4. The method according to claim 1, characterized in that, The estimation of vehicle position using the Kalman filter algorithm also includes: When the vehicle is in an urban canyon area and the detected GNSS signal strength is greater than a first preset value and the signal strength stabilization time is greater than a second preset value, the vehicle position and trajectory are corrected according to the position provided by the current GNSS signal, and the initial parameters of the Kalman filter algorithm are updated.
5. The method according to claim 1, characterized in that, The estimation of vehicle position using the Kalman filter algorithm also includes: When a vehicle is detected to have left the urban canyon, the predicted trajectory of the urban canyon area is compared with the trajectory information recovered by GNSS, an error correction model is constructed, and the coefficients of the Kalman filter algorithm are optimized based on the error correction model.
6. The method according to claim 1, characterized in that, The method of dynamically adjusting the size of the positioning accuracy icon to display the vehicle positioning error range includes: When the vehicle is in an urban canyon area, after the vehicle's infotainment system switches to the positioning mode indicator, as the vehicle travels a distance, the positioning accuracy icon rendered in the infotainment system gradually increases in size until it reaches the maximum pixel limit, and the transparency of the positioning accuracy icon gradually increases until it reaches the maximum transparency limit.
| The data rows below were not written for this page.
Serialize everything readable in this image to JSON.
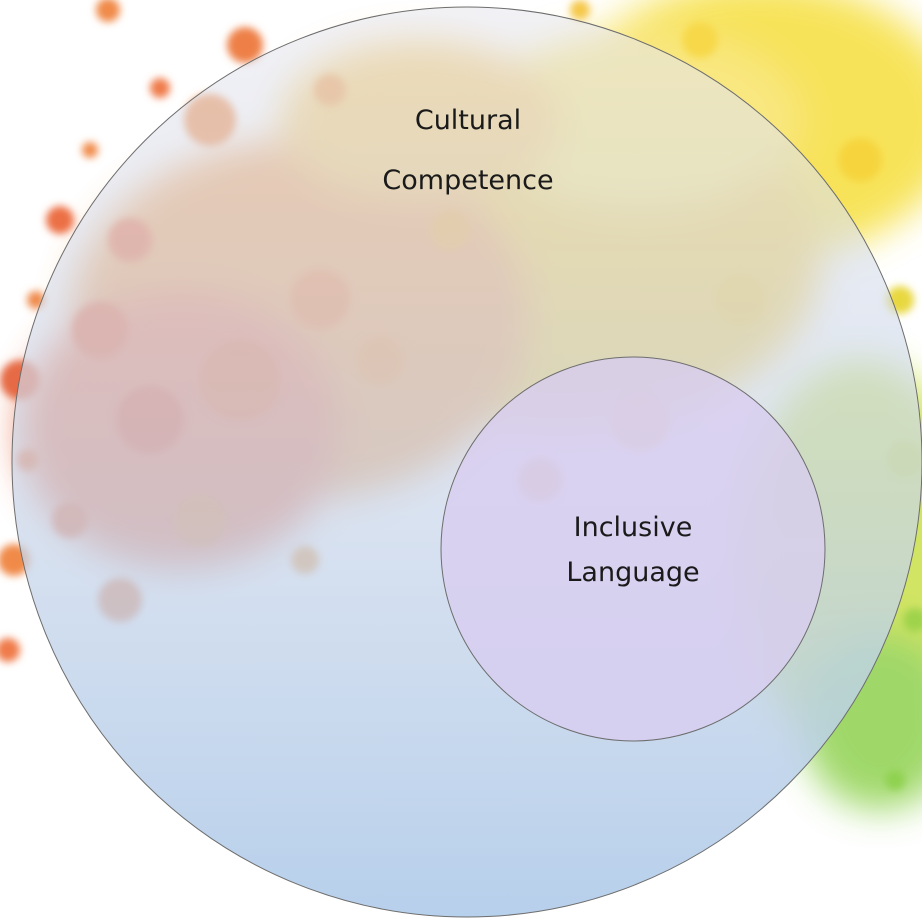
{
  "diagram": {
    "outer_circle": {
      "label_lines": [
        "Cultural",
        "Competence"
      ]
    },
    "inner_circle": {
      "label_lines": [
        "Inclusive",
        "Language"
      ]
    }
  },
  "colors": {
    "outer_fill_top": "#e6e6ee",
    "outer_fill_bottom": "#b3cdea",
    "inner_fill": "#d8cdf0",
    "stroke": "#6d6d6d",
    "splash_orange": "#f08a4a",
    "splash_yellow": "#f6df3c",
    "splash_green": "#8fd14f",
    "splash_red": "#e85a4a"
  },
  "background": {
    "style": "paint splatter"
  }
}
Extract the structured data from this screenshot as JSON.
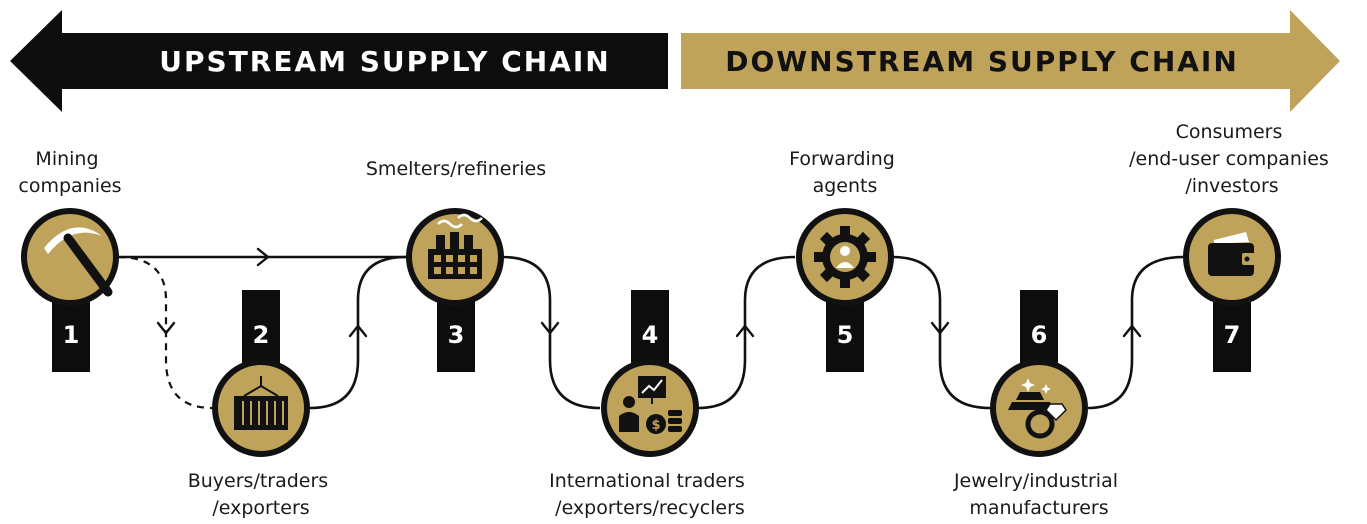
{
  "banner": {
    "upstream_label": "UPSTREAM SUPPLY CHAIN",
    "downstream_label": "DOWNSTREAM SUPPLY CHAIN",
    "upstream_color": "#0d0d0d",
    "downstream_color": "#bfa35a"
  },
  "colors": {
    "node_fill": "#bfa35a",
    "ink": "#111111"
  },
  "stages": [
    {
      "number": "1",
      "icon": "pickaxe-icon",
      "label_lines": [
        "Mining",
        "companies"
      ]
    },
    {
      "number": "2",
      "icon": "shipping-container-icon",
      "label_lines": [
        "Buyers/traders",
        "/exporters"
      ]
    },
    {
      "number": "3",
      "icon": "factory-icon",
      "label_lines": [
        "Smelters/refineries"
      ]
    },
    {
      "number": "4",
      "icon": "trader-chart-coins-icon",
      "label_lines": [
        "International traders",
        "/exporters/recyclers"
      ]
    },
    {
      "number": "5",
      "icon": "gear-person-icon",
      "label_lines": [
        "Forwarding",
        "agents"
      ]
    },
    {
      "number": "6",
      "icon": "gold-bars-ring-icon",
      "label_lines": [
        "Jewelry/industrial",
        "manufacturers"
      ]
    },
    {
      "number": "7",
      "icon": "wallet-icon",
      "label_lines": [
        "Consumers",
        "/end-user companies",
        "/investors"
      ]
    }
  ]
}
7. A city canyon positioning optimization system, characterized in that, include: The detection and judgment module is used to control the vehicle-mounted lidar and camera to collect information about buildings around the vehicle when the vehicle's GNSS signal strength is continuously lower than a preset threshold, and to determine whether the vehicle is in an urban canyon area based on the height, number and density of the buildings. The position estimation module is used to estimate the vehicle's position when it is in an urban canyon area, based on data collected by the vehicle's IMU, wheel speed sensors, and steering wheel angle sensor, using a Kalman filter algorithm. The visualization module is used to switch the vehicle's positioning mode identifier if the vehicle is in an urban canyon area, and to display the vehicle's positioning error range by dynamically adjusting the size of the positioning accuracy icon.
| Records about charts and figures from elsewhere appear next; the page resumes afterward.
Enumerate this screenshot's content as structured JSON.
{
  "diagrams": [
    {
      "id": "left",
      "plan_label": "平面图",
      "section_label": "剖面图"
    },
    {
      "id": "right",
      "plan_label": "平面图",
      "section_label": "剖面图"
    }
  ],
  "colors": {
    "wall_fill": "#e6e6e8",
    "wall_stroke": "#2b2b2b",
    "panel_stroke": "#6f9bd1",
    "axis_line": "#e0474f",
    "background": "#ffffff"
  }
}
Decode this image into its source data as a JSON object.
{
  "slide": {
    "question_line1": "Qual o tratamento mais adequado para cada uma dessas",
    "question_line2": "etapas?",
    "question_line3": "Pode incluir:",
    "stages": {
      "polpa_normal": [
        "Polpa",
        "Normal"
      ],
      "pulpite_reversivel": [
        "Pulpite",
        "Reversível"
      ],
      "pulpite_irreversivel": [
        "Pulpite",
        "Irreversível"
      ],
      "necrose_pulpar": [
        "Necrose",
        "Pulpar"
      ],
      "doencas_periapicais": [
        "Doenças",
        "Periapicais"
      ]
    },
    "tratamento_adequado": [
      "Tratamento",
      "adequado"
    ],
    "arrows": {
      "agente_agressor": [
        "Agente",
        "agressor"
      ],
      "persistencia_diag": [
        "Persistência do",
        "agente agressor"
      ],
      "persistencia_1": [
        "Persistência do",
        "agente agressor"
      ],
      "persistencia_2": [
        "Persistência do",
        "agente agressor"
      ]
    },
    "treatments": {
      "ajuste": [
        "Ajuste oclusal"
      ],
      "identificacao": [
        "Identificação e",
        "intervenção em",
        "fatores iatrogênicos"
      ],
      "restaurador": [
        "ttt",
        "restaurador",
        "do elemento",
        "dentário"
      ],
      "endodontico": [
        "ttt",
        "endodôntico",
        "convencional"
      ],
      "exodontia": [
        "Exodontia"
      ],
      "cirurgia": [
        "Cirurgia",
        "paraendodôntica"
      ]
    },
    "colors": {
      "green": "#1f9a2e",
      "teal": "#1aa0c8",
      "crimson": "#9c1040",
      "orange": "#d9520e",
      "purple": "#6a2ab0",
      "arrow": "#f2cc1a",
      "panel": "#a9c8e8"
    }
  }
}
8. The system according to claim 7, characterized in that, The detection and judgment module includes: The sensor control unit is used to shut down the lidar, camera, wheel speed sensor, and IMU when the lidar and camera have not detected a high-rise building density exceeding a preset threshold for a continuous period of time, and the GNSS signal recovers to a preset strength and stabilizes for a longer time than a set value, while keeping the GNSS module working.
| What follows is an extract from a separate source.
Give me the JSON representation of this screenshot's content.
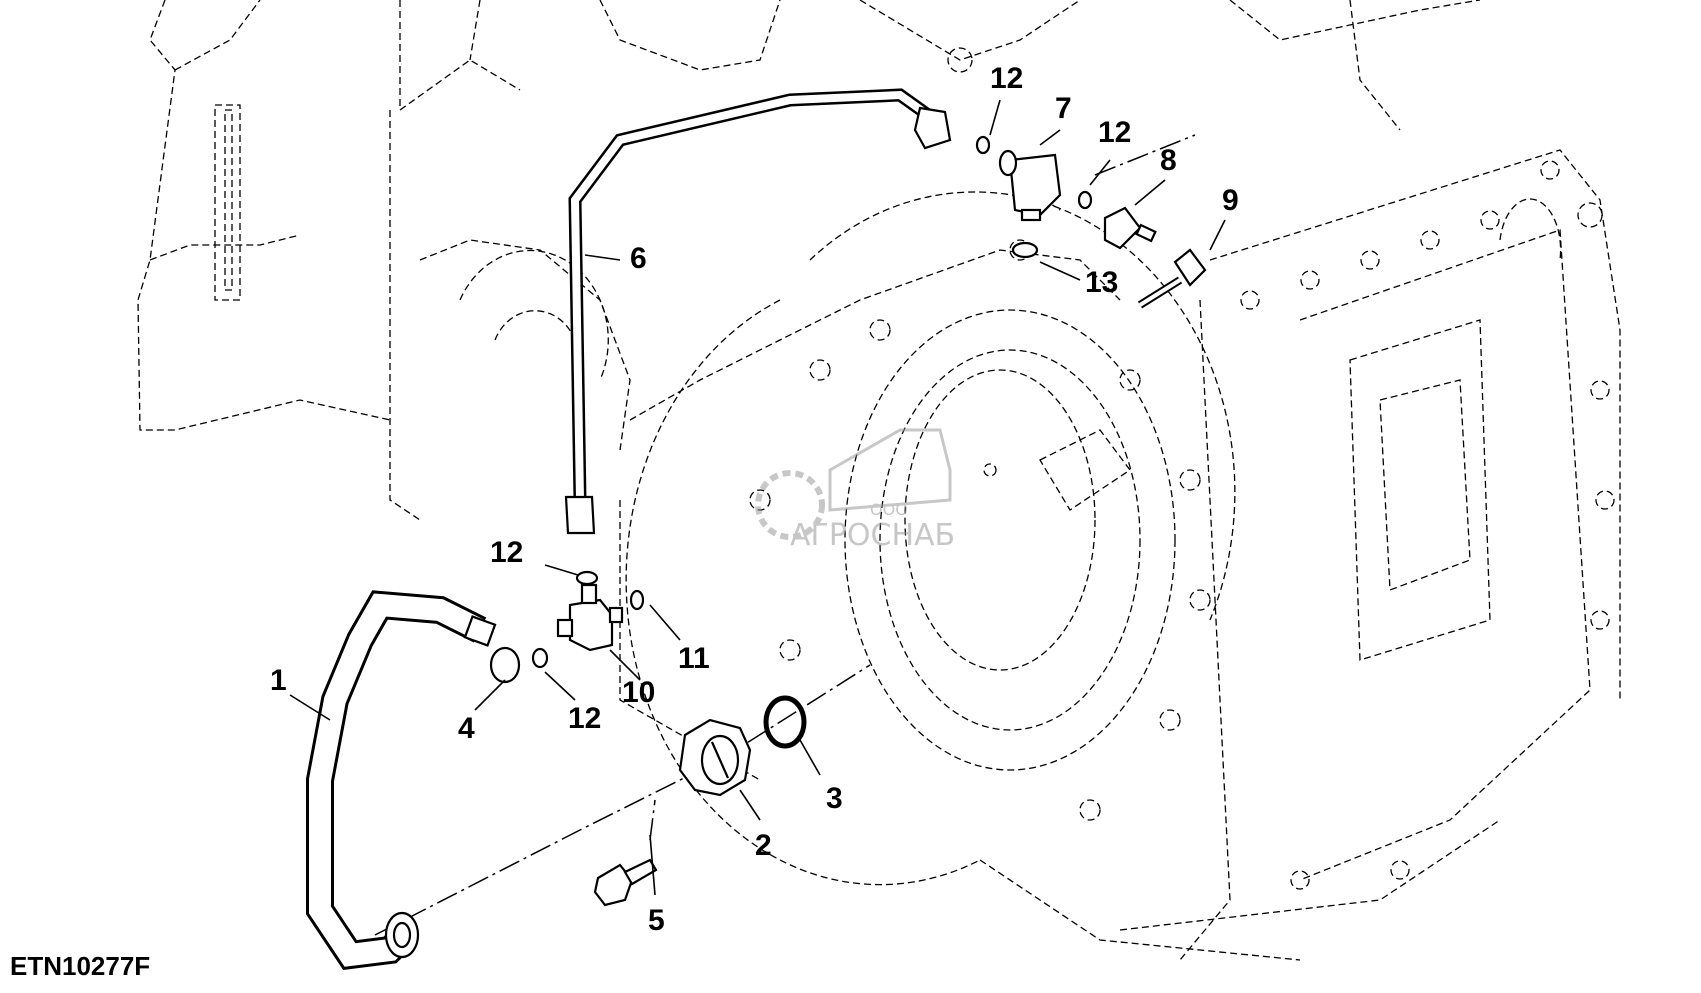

9. An electronic device comprising a memory, a processor, and a computer program stored in the memory and executable on the processor, characterized in that, When the processor executes the computer program, it implements the steps of the urban canyon positioning optimization method as described in any one of claims 1 to 6.
10. A computer-readable storage medium storing a computer program, characterized in that, When the computer program is executed, it implements the steps of the urban canyon positioning optimization method as described in any one of claims 1 to 6.